I got to class, a small studio out here in the suburbs populated with middle-aged housewives.  It would be a lie of omission not to confess the twinge of condescension that ripped through my head as I looked around.  ”What am I doing here?  I’m better than this.  I’ve been on the Broad-WAY!”  But those thoughts were fleeting.  For all the years I spent dancing, I never felt fully comfortable in that world.  I never felt that it was what I did.  It was just what I kept getting paid to do ~ it was where I fit into the business of musical theatre.  But I was a limited dancer and spent every single audition deathly afraid that we’d be given a combination I simply could not do.  That I’d make a fool of myself.  Don’t know what I was so afraid of really…it happened with some amount of regularity.  You’d think I’d have gotten used to it.  But what I could do, I could do well.  And I knew it.
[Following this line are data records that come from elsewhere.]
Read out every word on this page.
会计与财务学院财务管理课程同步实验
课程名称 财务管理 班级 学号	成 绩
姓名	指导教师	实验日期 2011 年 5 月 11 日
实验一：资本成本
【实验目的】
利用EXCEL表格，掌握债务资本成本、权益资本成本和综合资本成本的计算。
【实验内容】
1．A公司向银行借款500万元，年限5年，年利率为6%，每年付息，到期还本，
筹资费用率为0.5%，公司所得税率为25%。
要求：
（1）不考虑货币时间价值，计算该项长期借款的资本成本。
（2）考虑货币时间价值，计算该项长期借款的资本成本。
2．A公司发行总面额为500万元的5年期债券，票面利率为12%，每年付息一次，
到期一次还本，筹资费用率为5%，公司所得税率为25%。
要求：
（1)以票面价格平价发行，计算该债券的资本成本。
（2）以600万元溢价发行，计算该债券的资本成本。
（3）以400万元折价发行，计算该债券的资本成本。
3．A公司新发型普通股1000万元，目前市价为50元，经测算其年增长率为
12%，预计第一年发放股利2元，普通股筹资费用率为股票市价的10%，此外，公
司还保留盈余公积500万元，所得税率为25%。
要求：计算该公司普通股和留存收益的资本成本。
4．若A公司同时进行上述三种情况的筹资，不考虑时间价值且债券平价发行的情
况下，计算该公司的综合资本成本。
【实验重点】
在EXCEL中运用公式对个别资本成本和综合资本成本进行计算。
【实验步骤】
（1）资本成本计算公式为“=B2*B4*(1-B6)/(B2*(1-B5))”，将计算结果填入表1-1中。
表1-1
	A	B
So there I was.  8:30.  AM.  Ready to dance.  Wondering how it would feel and what I’d look like in those mirrors, beyond my atrocious feet.  I gripped the proverbial safety bar and heard the ticking of the roller coaster going up the first big hill as I watched the teacher put on the warm-up music.  She walked downstage center and planted herself in a shoulder-width parallel first.  She counted us in.  With a quick demi-plié she inhaled and reached to the sky.  Whooosh!!!!!!  We were off.

Without realizing it, I positioned myself in the exact same spot I occupied in every single dance class or audition I ever went to ~ just upstage of the teacher or choreographer’s shoulder.  Preferably their right shoulder.  Before it was a habit, then a superstition and eventually a mild form of OCD, it was a necessity.  If I stood anywhere else I simply couldn’t see what they were teaching.  And Lord help me to ever see their feet.  Of the genetic gifts I was presented with at birth, height was not amongst them.

And we moved.  And I moved.  And was moved.  And all those parts of my head ~ those tricks for getting through the counts I wasn’t sure of, those nano-second glances at the teacher when I forgot the next section, those minor choreographic adjustments for my body ~ those pieces of me that have been almost entirely dormant in recent years, were dusted off.  I was amazed to find that the person I was in class fifteen years ago is the exact same person I am in class today.  Even out here in the suburbs.  Even with no intention of ever dancing professionally again.  I’m still the guy in the back with my head down and my eyes closed marking the feet and as much of the port de bras as I can while the other groups are dancing.  I’m still him.  I’m still the guy who would rather vomit or pass out than ever give in to fatigue.  I’m still the guy who loves the feeling of really moving through space ~ of covering ground ~ of staying in the air as long as I possibly can ~ of getting as low to the ground as I possibly can ~ of feeling the music in my body, inside me.  I’m still the guy who cries when I dance.  I’m still fearless.  I’m still him.  It’s all still there.

So yesterday sucked.  Today will be better.  Today I took class.

Maybe it’s true when they say you can’t go home again.  But every now and then it just feels so fuckin’ good to visit the old neighborhood.